Like many companies in the Fortune 1000, we are planning 2008. At leadership meetings, around conference room tables and in hallway conversations, we are asking big questions: What will our industry look like? How will external trends affect us? How should our business model change? What capabilities do we need? Do we have them? What level of cost savings will boost our stock price?

These conversations can create organizational angst: senior executives worrying about tenure, middle managers fearing loss of their jobs or attrition of star performers, and analysts feeling the effects of declining morale. Alternatively, they can create optimism: drive to succeed at all levels, commitment to company success and drive for big bonuses. Reality is often somewhere in between – a mix of pessimism, optimism and indifference. We fall into the “somewhere in between” crowd.

Deploying Lean or Six Sigma in an organization with strategic ambiguity is no easy task, especially if the Process Excellence Organization has not cemented leadership advocacy (a key success factor for adoption), demonstrated value, and achieved the cultural stickiness that Lean and Six Sigma enjoy at mature, self-optimizing companies. Self-defeating Six Sigma organizations wait for the next round of strategic priorities to be dictated, so they can update their deployment plans and complete new waves of projects. Self-directing Process Excellence Organizations inform strategic debate and shape their utilization – positioning their sponsors (or executives who will become their sponsors) and companies to achieve payback multiples (benefits of Lean and Six Sigma divided by the costs of deployment) greater than 10:1.

Having worked on transformation initiatives and in a champion role, my views of what differentiates effective from run-of-the-mill Process Excellence Organizations are evolving. Analytical rigor, methodological purity and quantitative exactness differentiate process improvement professionals, but critical thinking about strategy, marketing prowess inside a company and a pipeline to talent will set up Process Excellence Organizations to succeed.

With strategic planning in full force, here is the first part of a series to help Process Excellence Organizations think about improving their value and odds of success. Excellence is a process. Executives might think Lean and Six Sigma professionals manage their own activities as a process-centric enterprise within an enterprise. My own experience suggests that we spend so much time improving company processes that management of our own process – deploying Lean and Six Sigma to improve performance (i.e., quality, efficiency, service innovation, customer satisfaction, shareholder value) – does not achieve the right level of maturity. And so a vicious cycle emerges: we work on the wrong projects; deployment does not produce big bangs; executives lose patience; we redeploy, reorient or disappear; companies embark on new quality journeys after forgetting pains of the past.

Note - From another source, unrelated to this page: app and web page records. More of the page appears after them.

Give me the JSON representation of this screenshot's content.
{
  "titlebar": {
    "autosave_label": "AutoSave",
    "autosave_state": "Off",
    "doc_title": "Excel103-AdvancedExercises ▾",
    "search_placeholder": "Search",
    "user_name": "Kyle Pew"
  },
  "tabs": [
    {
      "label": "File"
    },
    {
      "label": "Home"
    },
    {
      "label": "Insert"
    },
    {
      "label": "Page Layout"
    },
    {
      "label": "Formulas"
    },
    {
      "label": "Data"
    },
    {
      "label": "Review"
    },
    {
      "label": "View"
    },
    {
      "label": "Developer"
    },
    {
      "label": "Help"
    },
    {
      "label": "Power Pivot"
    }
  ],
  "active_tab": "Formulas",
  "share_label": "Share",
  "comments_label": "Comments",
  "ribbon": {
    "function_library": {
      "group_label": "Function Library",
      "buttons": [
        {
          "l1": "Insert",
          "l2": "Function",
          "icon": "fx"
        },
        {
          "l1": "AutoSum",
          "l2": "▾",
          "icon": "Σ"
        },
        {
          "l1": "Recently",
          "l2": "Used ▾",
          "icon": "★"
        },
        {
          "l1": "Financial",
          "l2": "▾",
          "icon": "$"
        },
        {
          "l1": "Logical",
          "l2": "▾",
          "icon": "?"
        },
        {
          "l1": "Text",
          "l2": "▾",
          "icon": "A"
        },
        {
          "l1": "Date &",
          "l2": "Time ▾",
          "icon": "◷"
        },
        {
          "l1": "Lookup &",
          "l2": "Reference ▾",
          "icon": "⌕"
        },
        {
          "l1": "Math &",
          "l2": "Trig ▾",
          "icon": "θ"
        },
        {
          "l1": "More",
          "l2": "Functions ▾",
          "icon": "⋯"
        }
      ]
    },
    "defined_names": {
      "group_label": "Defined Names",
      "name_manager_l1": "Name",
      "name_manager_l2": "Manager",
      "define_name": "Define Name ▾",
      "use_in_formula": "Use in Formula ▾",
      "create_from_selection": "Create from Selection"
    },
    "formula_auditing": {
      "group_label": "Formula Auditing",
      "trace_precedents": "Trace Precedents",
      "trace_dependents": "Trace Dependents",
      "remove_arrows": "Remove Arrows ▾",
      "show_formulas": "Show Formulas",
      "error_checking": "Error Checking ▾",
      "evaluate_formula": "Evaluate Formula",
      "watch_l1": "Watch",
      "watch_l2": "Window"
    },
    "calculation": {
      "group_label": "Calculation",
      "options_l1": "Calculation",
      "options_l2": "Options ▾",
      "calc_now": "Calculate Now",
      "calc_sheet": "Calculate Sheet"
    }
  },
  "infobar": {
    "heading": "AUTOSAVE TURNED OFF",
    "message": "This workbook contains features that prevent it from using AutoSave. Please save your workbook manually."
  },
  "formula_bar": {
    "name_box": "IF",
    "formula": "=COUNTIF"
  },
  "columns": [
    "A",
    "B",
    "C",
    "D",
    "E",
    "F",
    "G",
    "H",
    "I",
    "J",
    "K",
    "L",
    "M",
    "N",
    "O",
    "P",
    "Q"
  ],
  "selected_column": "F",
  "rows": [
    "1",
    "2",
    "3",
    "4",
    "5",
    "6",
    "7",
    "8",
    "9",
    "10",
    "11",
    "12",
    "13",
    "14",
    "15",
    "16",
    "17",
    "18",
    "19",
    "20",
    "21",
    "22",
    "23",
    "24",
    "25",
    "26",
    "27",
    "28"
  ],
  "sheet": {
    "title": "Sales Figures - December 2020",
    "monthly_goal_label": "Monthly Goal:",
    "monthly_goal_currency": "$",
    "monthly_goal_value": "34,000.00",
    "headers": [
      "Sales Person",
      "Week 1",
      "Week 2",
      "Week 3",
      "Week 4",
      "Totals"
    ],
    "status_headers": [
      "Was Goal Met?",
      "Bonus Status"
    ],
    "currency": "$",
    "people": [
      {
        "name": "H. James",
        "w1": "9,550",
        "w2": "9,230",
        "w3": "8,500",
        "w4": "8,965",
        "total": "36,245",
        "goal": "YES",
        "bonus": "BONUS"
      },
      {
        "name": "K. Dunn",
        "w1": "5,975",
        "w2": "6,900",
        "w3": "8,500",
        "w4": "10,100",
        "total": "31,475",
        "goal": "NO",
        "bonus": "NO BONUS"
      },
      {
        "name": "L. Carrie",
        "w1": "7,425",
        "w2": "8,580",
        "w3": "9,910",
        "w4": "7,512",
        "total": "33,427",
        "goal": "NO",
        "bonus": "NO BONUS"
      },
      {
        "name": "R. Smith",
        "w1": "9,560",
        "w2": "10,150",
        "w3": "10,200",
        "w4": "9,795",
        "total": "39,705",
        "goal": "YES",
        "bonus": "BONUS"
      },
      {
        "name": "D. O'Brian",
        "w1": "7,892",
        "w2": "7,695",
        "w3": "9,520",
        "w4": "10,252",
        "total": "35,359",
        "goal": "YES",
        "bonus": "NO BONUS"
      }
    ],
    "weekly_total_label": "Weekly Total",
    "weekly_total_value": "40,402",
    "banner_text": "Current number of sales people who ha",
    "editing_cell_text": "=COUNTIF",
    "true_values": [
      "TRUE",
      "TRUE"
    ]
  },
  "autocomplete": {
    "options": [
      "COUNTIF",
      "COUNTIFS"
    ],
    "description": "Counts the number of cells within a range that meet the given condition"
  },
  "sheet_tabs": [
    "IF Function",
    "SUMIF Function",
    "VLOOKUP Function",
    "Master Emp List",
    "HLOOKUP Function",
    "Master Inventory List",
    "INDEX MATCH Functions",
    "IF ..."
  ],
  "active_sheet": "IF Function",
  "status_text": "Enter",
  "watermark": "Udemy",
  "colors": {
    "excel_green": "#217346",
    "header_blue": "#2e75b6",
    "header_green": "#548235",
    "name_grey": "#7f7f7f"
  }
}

The hallmark of mature Process Excellence Organizations is their flexibility. A few years ago, a colleague at a well-known consultancy highlighted how Six Sigma can be inflexible. A client engaged his firm to recommend cost reductions. The engagement team identified redundant computer software. Wanting to achieve a quick win, a procurement executive announced retirement of the software in 45 days, unless business lines could justify the cost of redundant licenses and products. A few users complained, but the executive canceled the licenses. My colleague overheard a skeptical Black Belt comment that the executive made a quick decision and should have completed a DMAIC project to understand the true benefits and ensure canceling the licenses would not disrupt business processes. DMAIC projects at the client took 3-6 months. The analysis to identify the redundant software took 2-3 days. The procurement executive determined in a meeting that canceling the software would not have significant effects (besides whining by people who would have to begin using another, comparable product). The savings from the decision were over $1 million per year. The Black Belt showed a lack of flexibility.

If my comments about flexibility seem insensitive to the rigor of Lean and Six Sigma, ask a personal question: Would you rather save enough money to retire over 10 years or 30? CEOs are motivated by returns, and organizations that can grow the top line, shrink expenses and improve the bottom line the fastest enjoy the most credibility.

Methodological and analytical rigor is a prerequisite for any Lean or Six Sigma effort to succeed. Taking a broader perspective, mature Process Excellence Organizations enjoy or achieve credibility and success by executing a flexible performance-improvement process – attacking the top priorities, employing the best tools, selecting the right projects and leveraging organizational momentum.

Mature process excellence organizations address five things. Over the next several weeks, I will discuss characteristics of mature Process Excellence organizations. They are:

  1. Understand and inform strategy setting and implementation
  2. Create relationships and governance through sales and marketing
  3. Facilitate identification of the right mix of quick wins and big bangs
  4. Pull people into process excellence and push knowledge to the business
  5. Manage the process excellence organization like a consulting business

The five-part series will draw on research, case studies, personal experience and opinions to communicate ideas that Lean and Six Sigma practitioners can evaluate, adopt, reject or deride as whimsy. After a long-term absence from iSixSigma, my goal is to encourage the blog community to raise the strategic relevance of Lean and Six Sigma at their companies.